Telling lies in election literature isn’t an offence, as Lambeth Green candidate John Hare confirmed to me last week. That certainly explains @janeinlondon / East Hampshire‘s “2008 local election” slip up.

The Shaky ‘n Bonnie balls up of the picture is stretching reality somewhat though.

Meanwhile, over at @LambethLabour’s rather decent Stand Up For Stockwell blog, Labour candidate Alex Bingham writes:

“People locally are telling us that they want community champions who live in their local area, know what is happening locally and can be trusted…”

Fine words. All three local Stockwell candidates live locally. @imogenwalker has represented her ward extremely well over the past four years. Alex Bigham is hoping to replace @LambethLabour’s Councillor Akhtar (Mr 40% attendance, 100% allowance). Alex has been active in the local area, and certainly knows his patch. I can’t comment on Counicllor Bowyer as I haven’t seen him around in the fourteen years that I have lived around this little patch.

But anyway…

“On Thursday 6th May Stockwell residents will have the chance to have their say – local candidates from Labour who they can trust with their services, or Lib Dems from outside the area who would put everything at risk.”

Good for the people of Sunny Stockwell. But what over my Oval ward, I hear you ask?

Community champions who live in their local area, know what is happening locally and can be trusted?

Local candidates from Labour who they can trust?

Um… ‘fraid not with the @LambethLabour candidate who lives on the other side of the borough in Herne Hill, in-between trying to convince the good people of East Hampshire that she should be their next MP.

Whoops.

Plus…

*cough*

Top Slicing

02 May 2010 » No Comments

Hit me over the head with a giant wrecking ball and shout out “CRIPES!” at the top of your voice on the corner of the Clap’ham Road and Crewdson Road in SW8 – it has finally happened: the dodgy landlord who took a laissez faire approach to planning applications has had a share of his profits top-sliced.

Build 'em up...

You may remember Mukesh Andani, the cowboy builder of Sunny Stockwell who decided to overlook the award winning planning department at @lambeth_council. Someone certainly remembers – ‘mukesh andani‘ has been one of the top search on m’blog for the past nine months.

Having put up an illegal top floor on the property, rented it out, been fined £10,000, threatened with a six month jail sentence and then *still* flaunted the law (and peeving people off in my little patch of South London,) it would seem that Andani has now accepted that yep, the award winning planning department at @lambeth_council has finally caught up with him.

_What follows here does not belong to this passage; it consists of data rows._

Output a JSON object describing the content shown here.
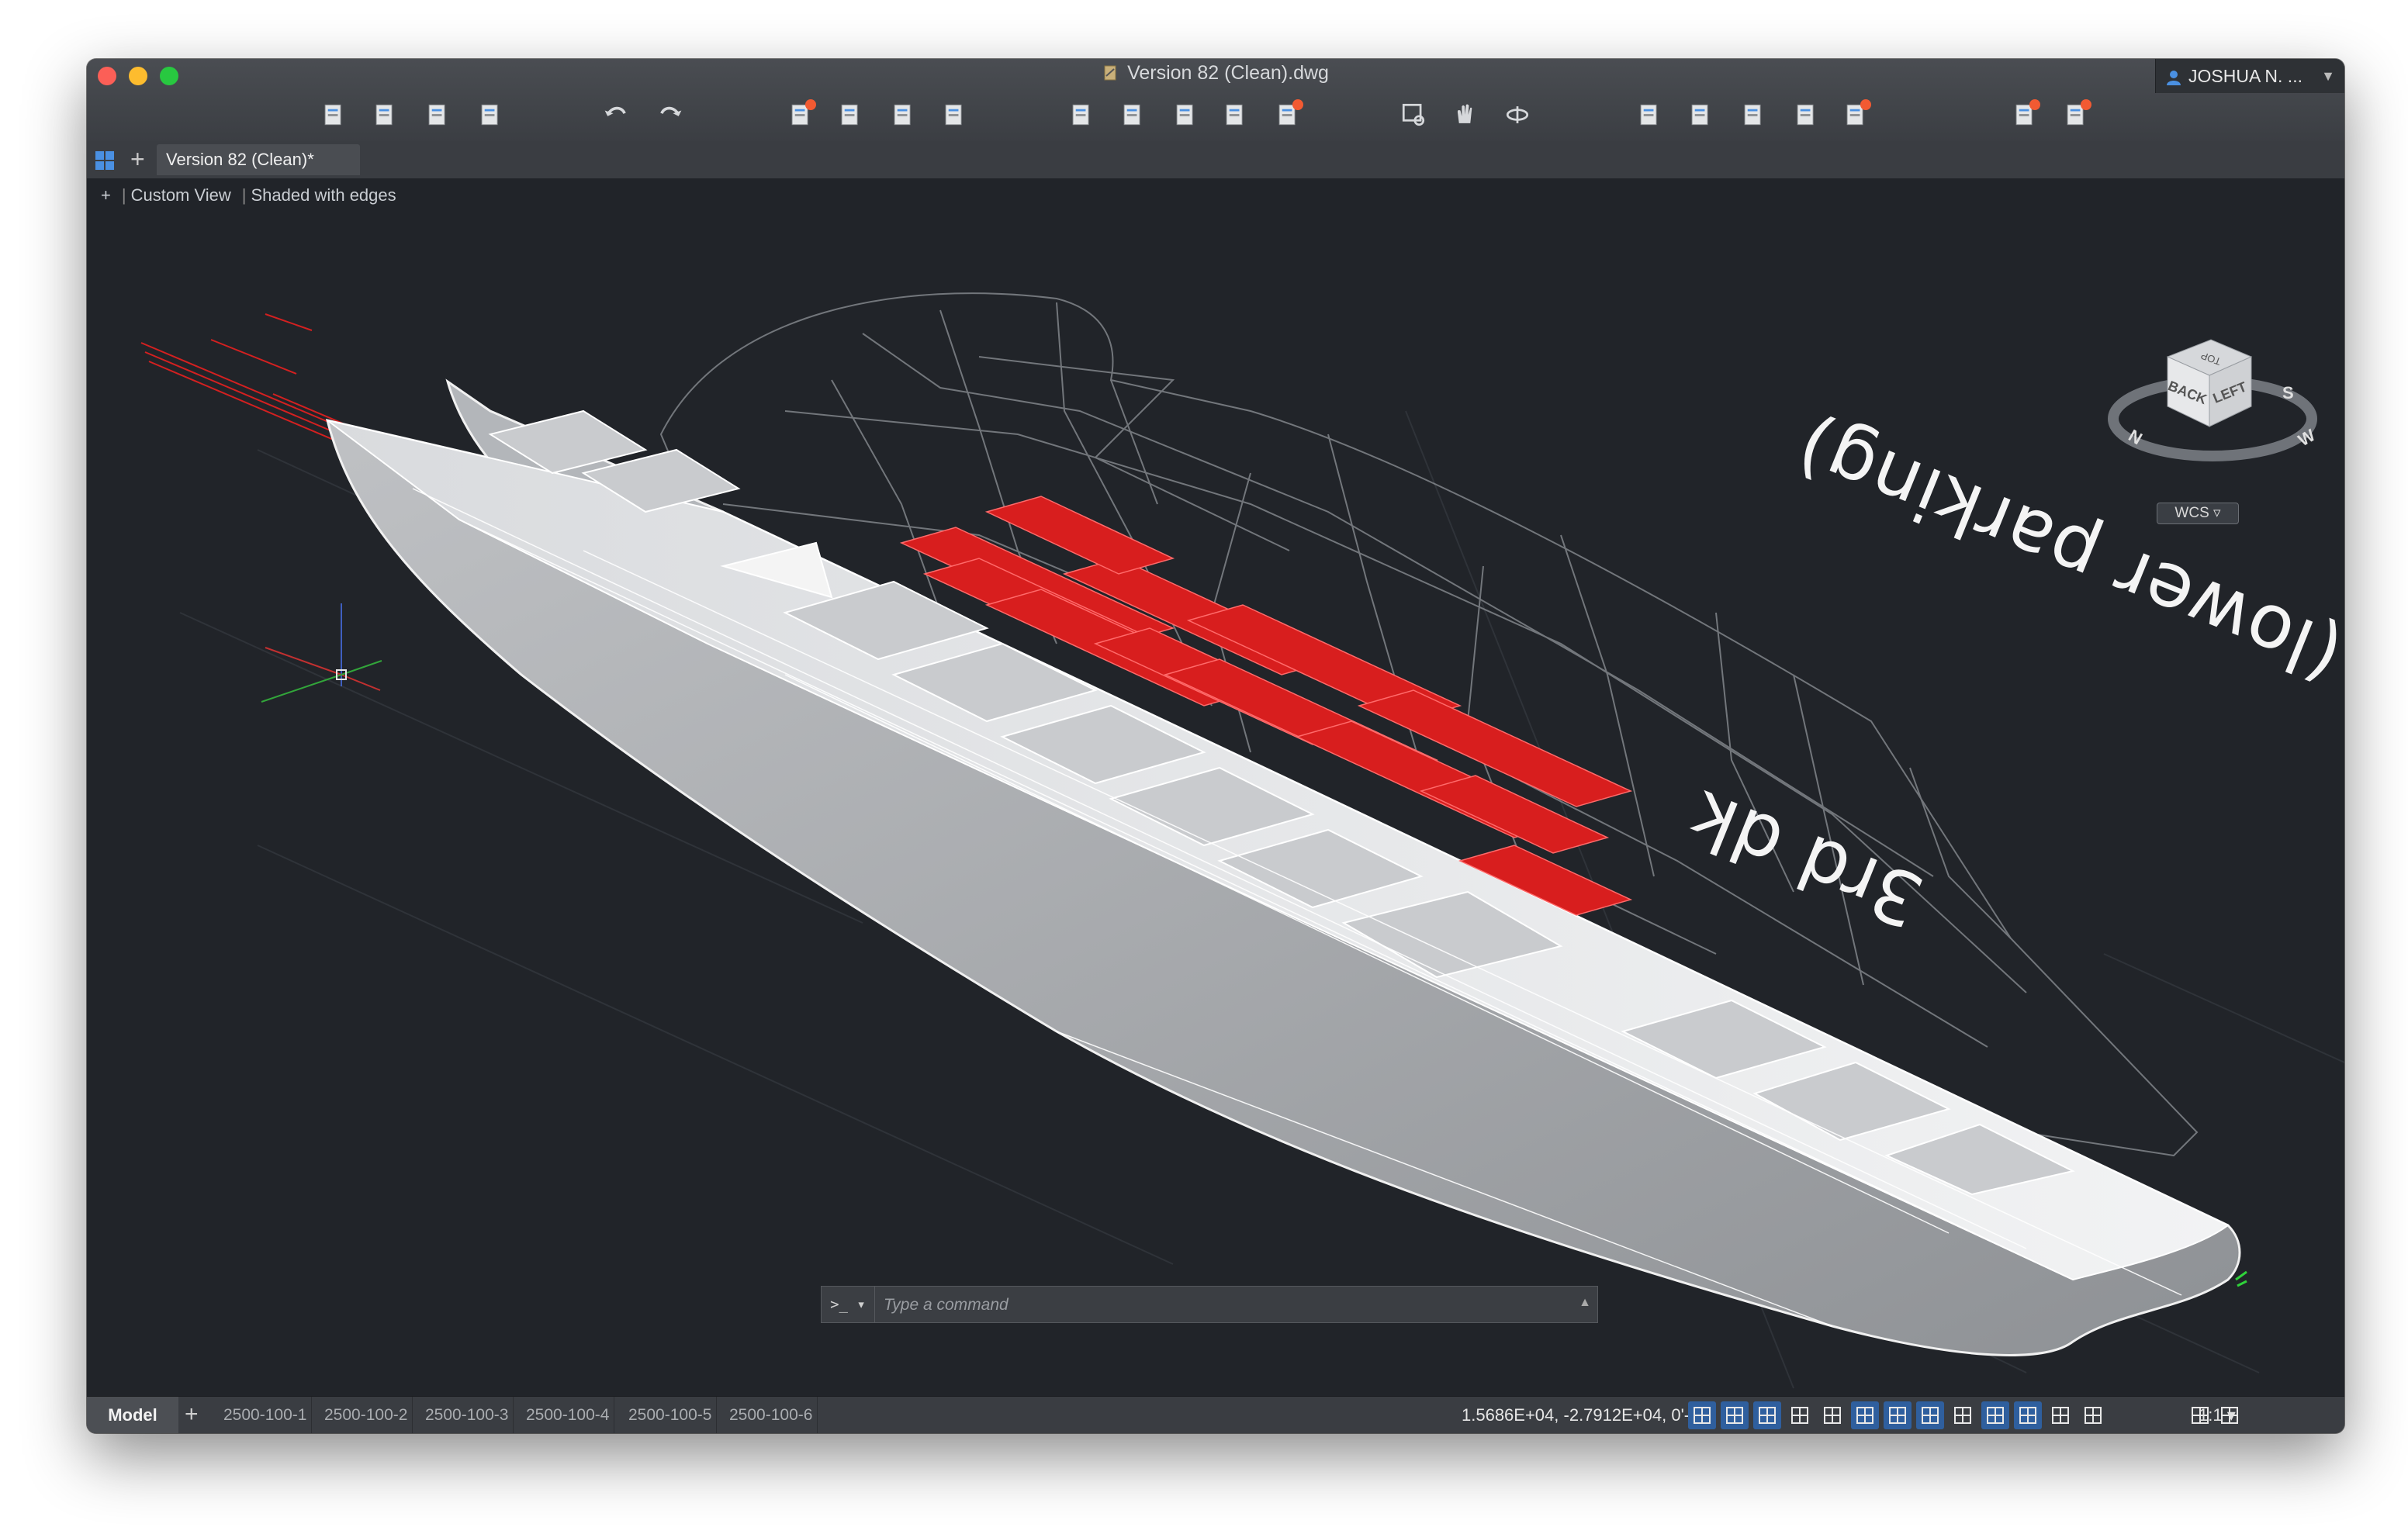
{
  "window": {
    "title": "Version 82 (Clean).dwg",
    "user_name": "JOSHUA N. ..."
  },
  "toolbar": {
    "icons": [
      "new-file-icon",
      "open-folder-icon",
      "save-icon",
      "save-as-icon",
      "undo-icon",
      "redo-icon",
      "plot-icon",
      "print-icon",
      "publish-icon",
      "page-setup-icon",
      "import-icon",
      "export-icon",
      "attach-icon",
      "xref-icon",
      "render-icon",
      "zoom-window-icon",
      "pan-icon",
      "orbit-icon",
      "properties-icon",
      "layers-icon",
      "online-icon",
      "share-icon",
      "apps-icon",
      "settings-icon",
      "sync-icon"
    ]
  },
  "tabs": {
    "document_tab": "Version 82 (Clean)*"
  },
  "viewport": {
    "plus": "+",
    "view_name": "Custom View",
    "visual_style": "Shaded with edges",
    "annotation_line1": "3rd dk",
    "annotation_line2": "(lower parking)",
    "viewcube": {
      "face_back": "BACK",
      "face_left": "LEFT",
      "face_top": "TOP",
      "compass_s": "S",
      "compass_w": "W",
      "compass_n": "N"
    },
    "ucs_label": "WCS",
    "colors": {
      "accent_red": "#e02020",
      "hull_white": "#e8e8e8",
      "background": "#212429"
    }
  },
  "command_line": {
    "prompt_symbol": ">_ ▾",
    "placeholder": "Type a command",
    "history_arrow": "▲"
  },
  "status": {
    "model_tab": "Model",
    "plus": "+",
    "layouts": [
      "2500-100-1",
      "2500-100-2",
      "2500-100-3",
      "2500-100-4",
      "2500-100-5",
      "2500-100-6"
    ],
    "coordinates": "1.5686E+04,   -2.7912E+04, 0'-0\"",
    "scale": "1:1 ▾"
  }
}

He fought the law and the law kicked its feet, shuffled around for almost a year, and then finally decided that the local environment is more important that profit.

Phew.

Activity is taking place on the top floor of the Clap’ham Road / Crewdson Road corner. Early fears from the good @garethwyn that a a fifth floor is about to be added (arf!) have now been forgotten. The fourth floor is falling, much to the relief of the locals who have suffered the eyesore for almost two years now.

It is the very same team of builders that are dismantling the top floor, brick by brick, and then trailing all the way down the rest of the building to create a big pile of rubble at the base of the property.

The poor chaps must be scratching their heads and pondering what the chuffers the past two years have all been about. Two for one pay packets perhaps, with an unexpected (and pointless) job. I wonder if the profits that Andani bagged for the brief period of letting out the top floor cover the cost of the builders, not to mention the pointless scaffolding bill? Or even the £10,000 fine?

It is of course purely coincidental that real results are finally being seen around the borough, what with the local election less than one week away. The @LambethLibDems took a hard line approach to Andani (seriously) and so did @janeinlondon / East Hampshire, when she finally realised where the exact location was in her locality…

So yeah – we got there eventually. Whatever next? A new swimming pool in Clap’ham by May 6th?